An in‐Silico Model of Xenobiotic Distribution and Metabolism in a Simulated Mouse Hepatic Lobule

Liver damage due to xenobiotics and their metabolites is often highly localized. Exposure levels vary within the liver because of the liver's complex flow pattern and because transport and metabolism vary within individual sinusoids. To analyze these coupled effects, we constructed a structurally realistic in silico model of transport and metabolism in the mouse hepatic lobule and simulated the resulting post‐exposure distribution of xenobiotics and their metabolites. Our in silico hepatic lobule architecture is based on our measurements of the ex vivo structure of mouse liver lobules. A hemodynamic model calculates blood flow rates in this simulated liver architecture, validated against intravital microscopy measurements of blood flow in vivo . Submodels simulate transport, uptake and secretion of xenobiotics and metabolites within the in silico hepatic lobule. Differential expression of metabolic enzymes along each sinusoid's portal to central axis, together with differential hepatocyte exposure to xenobiotics, induces non‐uniform production of metabolites. Using the integrated model, we varied both compound‐specific (diffusion, active transport and metabolism) and compound‐independent (temporal alteration of blood flow distribution) parameters to investigate the influence of spatial zonation of enzymes and transporters and temporally varying blood flow on the resulting local exposure to xenobiotics and their metabolites.

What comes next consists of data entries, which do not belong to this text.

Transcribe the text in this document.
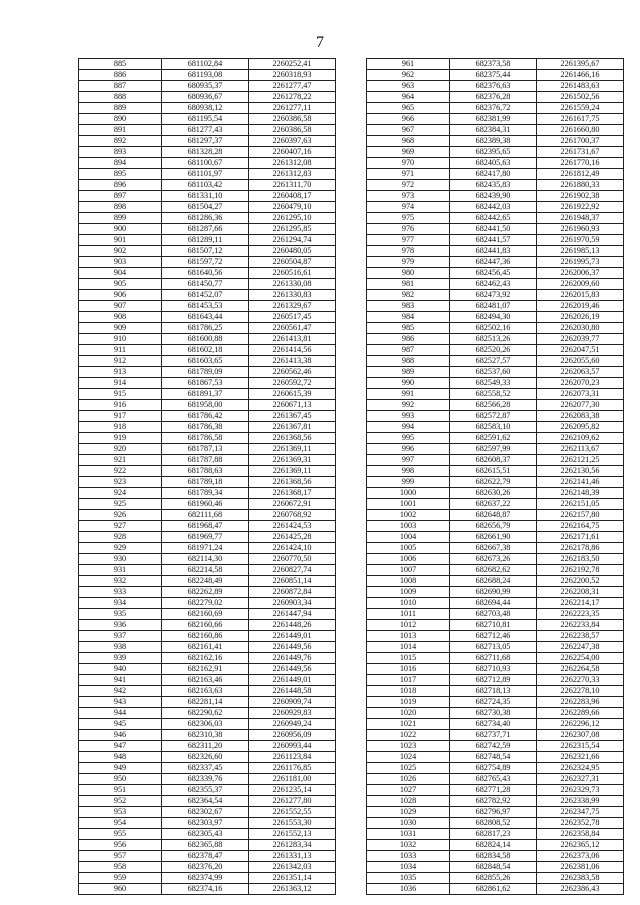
7
885	681102,84	2260252,41
886	681193,08	2260318,93
887	680935,37	2261277,47
888	680936,67	2261278,22
889	680938,12	2261277,11
890	681195,54	2260386,58
891	681277,43	2260386,58
892	681297,37	2260397,63
893	681328,28	2260407,16
894	681100,67	2261312,08
895	681101,97	2261312,83
896	681103,42	2261311,70
897	681331,10	2260408,17
898	681504,27	2260479,10
899	681286,36	2261295,10
900	681287,66	2261295,85
901	681289,11	2261294,74
902	681507,12	2260480,05
903	681597,72	2260504,87
904	681640,56	2260516,61
905	681450,77	2261330,08
906	681452,07	2261330,83
907	681453,53	2261329,67
908	681643,44	2260517,45
909	681786,25	2260561,47
910	681600,88	2261413,81
911	681602,18	2261414,56
912	681603,65	2261413,38
913	681789,09	2260562,46
914	681867,53	2260592,72
915	681891,37	2260615,39
916	681958,00	2260671,13
917	681786,42	2261367,45
918	681786,38	2261367,81
919	681786,58	2261368,56
920	681787,13	2261369,11
921	681787,88	2261369,31
922	681788,63	2261369,11
923	681789,18	2261368,56
924	681789,34	2261368,17
925	681960,46	2260672,91
926	682111,68	2260768,92
927	681968,47	2261424,53
928	681969,77	2261425,28
929	681971,24	2261424,10
930	682114,30	2260770,50
931	682214,58	2260827,74
932	682248,49	2260851,14
933	682262,89	2260872,84
934	682279,02	2260903,34
935	682160,69	2261447,94
936	682160,66	2261448,26
937	682160,86	2261449,01
938	682161,41	2261449,56
939	682162,16	2261449,76
940	682162,91	2261449,56
941	682163,46	2261449,01
942	682163,63	2261448,58
943	682281,14	2260909,74
944	682290,62	2260929,83
945	682306,03	2260949,24
946	682310,38	2260956,09
947	682311,20	2260993,44
948	682326,60	2261123,84
949	682337,45	2261176,85
950	682339,76	2261181,00
951	682355,37	2261235,14
952	682364,54	2261277,80
953	682302,67	2261552,55
954	682303,97	2261553,30
955	682305,43	2261552,13
956	682365,88	2261283,34
957	682378,47	2261331,13
958	682376,20	2261342,03
959	682374,99	2261351,14
960	682374,16	2261363,12
961	682373,58	2261395,67
962	682375,44	2261466,16
963	682376,63	2261483,63
964	682376,28	2261502,56
965	682376,72	2261559,24
966	682381,99	2261617,75
967	682384,31	2261660,80
968	682389,38	2261700,37
969	682395,65	2261731,67
970	682405,63	2261770,16
971	682417,80	2261812,49
972	682435,83	2261880,33
973	682439,90	2261902,38
974	682442,03	2261922,92
975	682442,65	2261948,37
976	682441,50	2261960,93
977	682441,57	2261970,59
978	682441,83	2261985,13
979	682447,36	2261995,73
980	682456,45	2262006,37
981	682462,43	2262009,60
982	682473,92	2262015,83
983	682481,07	2262019,46
984	682494,30	2262026,19
985	682502,16	2262030,80
986	682513,26	2262039,77
987	682520,26	2262047,51
988	682527,57	2262055,60
989	682537,60	2262063,57
990	682549,33	2262070,23
991	682558,52	2262073,31
992	682566,28	2262077,30
993	682572,87	2262083,38
994	682583,10	2262095,82
995	682591,62	2262109,62
996	682597,99	2262113,67
997	682608,37	2262121,25
998	682615,51	2262130,56
999	682622,79	2262141,46
1000	682630,26	2262148,39
1001	682637,22	2262151,05
1002	682648,87	2262157,80
1003	682656,79	2262164,75
1004	682661,90	2262171,61
1005	682667,38	2262178,86
1006	682673,26	2262183,50
1007	682682,62	2262192,78
1008	682688,24	2262200,52
1009	682690,99	2262208,31
1010	682694,44	2262214,17
1011	682703,48	2262223,35
1012	682710,81	2262233,84
1013	682712,46	2262238,57
1014	682713,05	2262247,38
1015	682711,68	2262254,00
1016	682710,93	2262264,58
1017	682712,89	2262270,33
1018	682718,13	2262278,10
1019	682724,35	2262283,96
1020	682730,38	2262289,66
1021	682734,40	2262296,12
1022	682737,71	2262307,08
1023	682742,59	2262315,54
1024	682748,54	2262321,66
1025	682754,89	2262324,95
1026	682765,43	2262327,31
1027	682771,28	2262329,73
1028	682782,92	2262338,99
1029	682796,97	2262347,75
1030	682808,52	2262352,78
1031	682817,23	2262358,84
1032	682824,14	2262365,12
1033	682834,58	2262373,06
1034	682848,54	2262381,06
1035	682855,26	2262383,58
1036	682861,62	2262386,43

Variations in transport mechanisms (passive diffusion and transporter‐mediated active transport) and blood flow greatly alter the regional distribution of xenobiotics and metabolites in a hepatic lobule. We conclude that heterogeneity in the biochemical and biophysical properties of xenobiotics combines with the complexity of blood flow in a lobule to create unique exposure patterns for hepatocytes in different lobular regions. Support or Funding Information This work was sponsored by National Institutes of Health/National Institute of General Medical Sciences grants R01 GM077138 and U01 GM111243.